Pourquoi la variole effraie-t-elle encore ?

Pourtant déclarée totalement éradiquée à l'aube des années 80, la maladie infectieuse suscite toujours des craintes. Pour quelles raisons?

10 millions de personnes souffraient encore de la variole, aussi appelée petite vérole, en 1967. En décembre 1979 , les membres de la Commission d'éradication de la variole de l'Organisation Mondiale de la Santé (OMS) signaient un parchemin attestant de la disparition totale de cette infection éruptive. Et pourtant, plus de trois décennies plus tard, la variole, dont la résurgence naturelle semble peu plausible, fait toujours peur. Pourquoi?

Une arme bioterroriste de premier choix

Le virus de la variole, ou poxvirus, est souvent présenté comme l'une des plus probables armes utilisées lors d'une attaque bioterroriste. Et ce pour plusieurs raisons. En premier lieu l'infection variolique est considérée comme très contagieuse, même si certains scientifiques, à l'instar de James Koopman , contestent cette idée. Toutefois, l'Institut de Veille Sanitaire (InVS) estime qu'en France, en moyenne, chaque malade pourrait contaminer cinq autres personnes.

Mais surtout, aucun traitement actuel ne permet de soigner la petite vérole, qui tue le tiers des personnes infectées. La dissémination du virus, dans l'air ou via la literie infectée par exemple, rend en outre très compliqué un endiguement rapide de l'épidémie variolique.

Si une attaque terroriste à l'arme biologique nécessite une certaine maîtrise technique, d'autant plus que 90% des particules virales perdraient de leur efficacité en aérosol au bout de 24 heures, les attentats du World Trade Center ainsi que l'utilisation du bacille du charbon envoyé par courrier ont accru les craintes d'attaques bioterroristes.

Plus de souche dans la nature, mais encore en laboratoire

L'idée d'utiliser le poxvirus comme arme remonte bien au-delà de la catastrophe du 11 septembre. Durant la guerre froide, Russes et Américains ont entamé des recherches sur le virus variolique.
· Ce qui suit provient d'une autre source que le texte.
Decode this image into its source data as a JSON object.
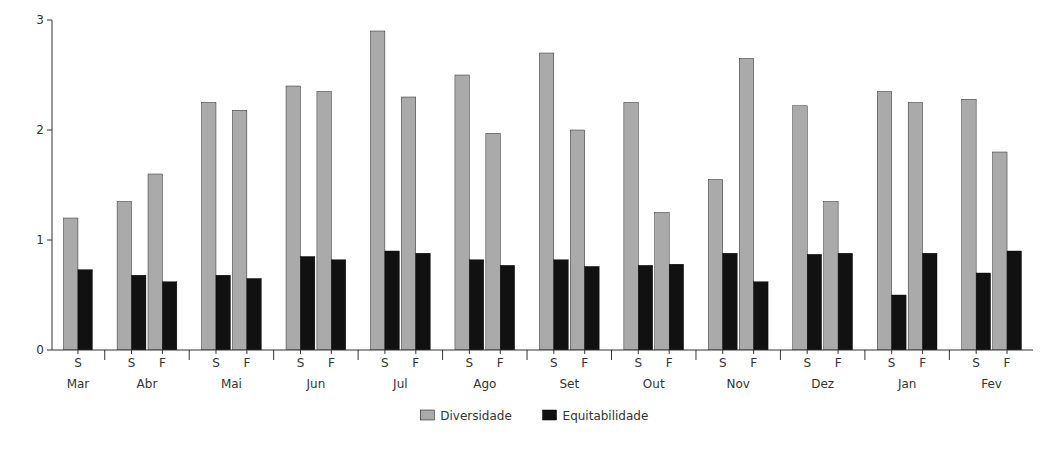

Du conflit qui opposa les deux blocs, le Center for Disease Control d'Atlanta (Etats-Unis) et l'Institut d'Etat de virologie et de biotechnologie de Koltsovo (Russie) ont hérité de deux souches de virus variolique .

Le spectre d'une contamination - volontaire ou non, au sein d'un des deux laboratoires a poussé l'Organisation mondiale de la Santé à réclamer, à maintes reprises depuis les années 80, la destruction définitive de ces souches. Une élimination totale plusieurs fois retardée par les deux pays concernés mais demandée à nouveau en mars 2011 par l'OMS.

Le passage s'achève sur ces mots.